Carlo Levi proclama Scotellaro poeta-contadino, personaggio
paradigmatico con propri simboli, miti, visione antropologica,
folklore; fa di Rocco il nuovo messia del Sud e della poesia
il quinto vangelo a uso dei contadini. Dispone personalmente
il corteo funebre; le donne lucane col loro lamento accompagnano
al cimitero il feretro. È come se fosse morto un eroe
greco.
Nonostante l'intensa attività portata avanti, nel corso
degli anni non mancano al poeta lucano momenti difficili e drammatici
da affrontare e superare. Sradicato dalla sua terra, vive una
profonda angoscia da emigrato; è smarrito e in perenne
conflitto esistenziale per aver lasciato il paese natio; si
sente quasi un traditore, tanto che definisce Napoli 'città
d'esilio'. È lo stesso stato d'animo che affiora in alcuni
versi della poesia Il posto:
“E ora ti sei messo a posto
tieni il posto e mangi pane.
[...]
Ma tu che hai tradito patria e amore
sei punito e non trovi amore,
ma tavola pronta e mangi tonno.
piangi piangi cuore contento
finita è la fame, la sete e il sonno.”
Il malessere lo attanaglia: vive la partenza dal paese e l'abbandono
della lotta politica come il peccato della propria vita.

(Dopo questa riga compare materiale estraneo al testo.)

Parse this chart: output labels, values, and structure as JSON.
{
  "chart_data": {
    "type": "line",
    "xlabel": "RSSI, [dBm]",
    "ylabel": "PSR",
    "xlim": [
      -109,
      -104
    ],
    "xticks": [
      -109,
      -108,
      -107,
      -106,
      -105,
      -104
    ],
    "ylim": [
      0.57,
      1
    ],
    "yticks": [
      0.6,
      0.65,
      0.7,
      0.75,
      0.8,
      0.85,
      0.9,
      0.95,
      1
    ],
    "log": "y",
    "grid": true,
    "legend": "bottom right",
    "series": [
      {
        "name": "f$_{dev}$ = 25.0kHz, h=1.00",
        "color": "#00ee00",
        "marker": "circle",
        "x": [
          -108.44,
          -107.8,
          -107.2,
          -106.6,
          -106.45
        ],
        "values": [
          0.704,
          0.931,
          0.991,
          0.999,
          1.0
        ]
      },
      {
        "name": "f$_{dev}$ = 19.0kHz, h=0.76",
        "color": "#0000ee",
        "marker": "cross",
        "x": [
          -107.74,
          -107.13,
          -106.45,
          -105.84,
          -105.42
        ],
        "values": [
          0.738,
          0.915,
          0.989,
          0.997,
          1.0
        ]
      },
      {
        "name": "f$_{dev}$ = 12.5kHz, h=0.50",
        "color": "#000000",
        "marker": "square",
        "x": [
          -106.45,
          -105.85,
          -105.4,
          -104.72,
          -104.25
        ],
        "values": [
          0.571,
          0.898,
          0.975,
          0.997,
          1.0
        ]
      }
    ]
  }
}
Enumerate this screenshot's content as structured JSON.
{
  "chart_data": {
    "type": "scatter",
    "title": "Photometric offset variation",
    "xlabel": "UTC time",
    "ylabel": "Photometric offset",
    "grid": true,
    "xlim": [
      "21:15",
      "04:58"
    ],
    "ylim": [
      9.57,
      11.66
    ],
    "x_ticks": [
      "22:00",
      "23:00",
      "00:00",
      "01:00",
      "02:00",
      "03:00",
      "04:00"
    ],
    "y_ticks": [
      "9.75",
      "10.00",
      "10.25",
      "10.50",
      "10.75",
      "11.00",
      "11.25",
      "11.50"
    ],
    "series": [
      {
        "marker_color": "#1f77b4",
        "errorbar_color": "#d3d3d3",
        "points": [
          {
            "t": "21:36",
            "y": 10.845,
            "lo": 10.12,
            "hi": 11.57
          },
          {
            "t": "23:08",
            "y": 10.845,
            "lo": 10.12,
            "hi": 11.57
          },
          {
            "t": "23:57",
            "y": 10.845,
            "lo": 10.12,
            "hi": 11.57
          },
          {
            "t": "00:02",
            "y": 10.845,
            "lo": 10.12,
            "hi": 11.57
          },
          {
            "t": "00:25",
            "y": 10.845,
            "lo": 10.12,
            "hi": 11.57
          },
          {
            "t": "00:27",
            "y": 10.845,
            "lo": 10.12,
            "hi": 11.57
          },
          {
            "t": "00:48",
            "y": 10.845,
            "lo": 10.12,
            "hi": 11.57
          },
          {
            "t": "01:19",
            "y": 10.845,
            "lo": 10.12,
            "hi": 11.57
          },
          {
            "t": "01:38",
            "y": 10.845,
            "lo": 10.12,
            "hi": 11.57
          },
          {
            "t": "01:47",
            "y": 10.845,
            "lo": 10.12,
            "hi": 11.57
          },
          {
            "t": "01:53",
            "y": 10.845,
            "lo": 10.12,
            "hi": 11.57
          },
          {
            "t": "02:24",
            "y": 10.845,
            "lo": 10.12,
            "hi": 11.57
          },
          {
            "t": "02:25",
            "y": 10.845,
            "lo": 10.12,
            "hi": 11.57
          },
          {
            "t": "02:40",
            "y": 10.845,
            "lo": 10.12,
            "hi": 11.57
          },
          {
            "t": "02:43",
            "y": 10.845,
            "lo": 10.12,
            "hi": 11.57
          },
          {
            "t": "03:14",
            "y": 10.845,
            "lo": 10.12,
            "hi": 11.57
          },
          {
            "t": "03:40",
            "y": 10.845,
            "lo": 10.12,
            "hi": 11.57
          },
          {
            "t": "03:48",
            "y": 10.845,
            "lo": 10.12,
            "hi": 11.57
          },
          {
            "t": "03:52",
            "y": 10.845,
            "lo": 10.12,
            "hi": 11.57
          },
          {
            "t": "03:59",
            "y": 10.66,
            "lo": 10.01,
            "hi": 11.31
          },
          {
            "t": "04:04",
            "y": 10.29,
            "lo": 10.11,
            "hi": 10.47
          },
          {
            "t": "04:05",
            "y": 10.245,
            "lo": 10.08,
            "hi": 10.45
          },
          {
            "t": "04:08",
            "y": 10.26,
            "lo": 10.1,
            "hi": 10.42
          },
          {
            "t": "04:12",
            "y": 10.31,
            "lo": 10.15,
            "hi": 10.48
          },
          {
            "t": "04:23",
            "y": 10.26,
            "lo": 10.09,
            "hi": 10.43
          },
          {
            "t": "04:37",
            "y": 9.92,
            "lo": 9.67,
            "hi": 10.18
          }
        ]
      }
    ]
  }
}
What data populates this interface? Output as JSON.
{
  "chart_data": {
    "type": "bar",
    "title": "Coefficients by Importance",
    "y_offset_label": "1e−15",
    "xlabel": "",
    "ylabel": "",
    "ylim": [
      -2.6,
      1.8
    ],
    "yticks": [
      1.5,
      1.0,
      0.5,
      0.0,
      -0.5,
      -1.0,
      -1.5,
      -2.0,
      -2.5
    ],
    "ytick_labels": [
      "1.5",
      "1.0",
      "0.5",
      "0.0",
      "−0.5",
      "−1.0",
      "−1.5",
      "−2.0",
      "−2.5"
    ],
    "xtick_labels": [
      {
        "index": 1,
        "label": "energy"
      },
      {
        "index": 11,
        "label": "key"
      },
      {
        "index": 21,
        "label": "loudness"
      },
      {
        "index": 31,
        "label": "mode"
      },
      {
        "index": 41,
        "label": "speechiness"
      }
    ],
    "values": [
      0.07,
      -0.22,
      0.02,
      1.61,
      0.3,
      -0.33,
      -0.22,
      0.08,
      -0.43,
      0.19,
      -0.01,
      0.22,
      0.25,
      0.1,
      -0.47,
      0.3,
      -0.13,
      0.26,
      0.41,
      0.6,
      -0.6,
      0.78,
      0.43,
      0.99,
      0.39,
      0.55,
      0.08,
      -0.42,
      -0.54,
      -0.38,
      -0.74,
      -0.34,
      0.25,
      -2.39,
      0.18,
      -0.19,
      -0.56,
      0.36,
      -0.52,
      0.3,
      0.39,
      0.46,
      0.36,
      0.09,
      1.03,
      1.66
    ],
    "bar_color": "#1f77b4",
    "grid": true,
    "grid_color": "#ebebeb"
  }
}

Si
sente in colpa verso i contadini per aver ottenuto il posto
fisso; teme di apparire distaccato e indifferente ai loro occhi.
In Scotellaro emerge anche il dato antropologico quale elemento
strutturante della poesia; in essa si concretizza l'incontro/scontro
tra i due codici culturali: quello egemone e quello subalterno.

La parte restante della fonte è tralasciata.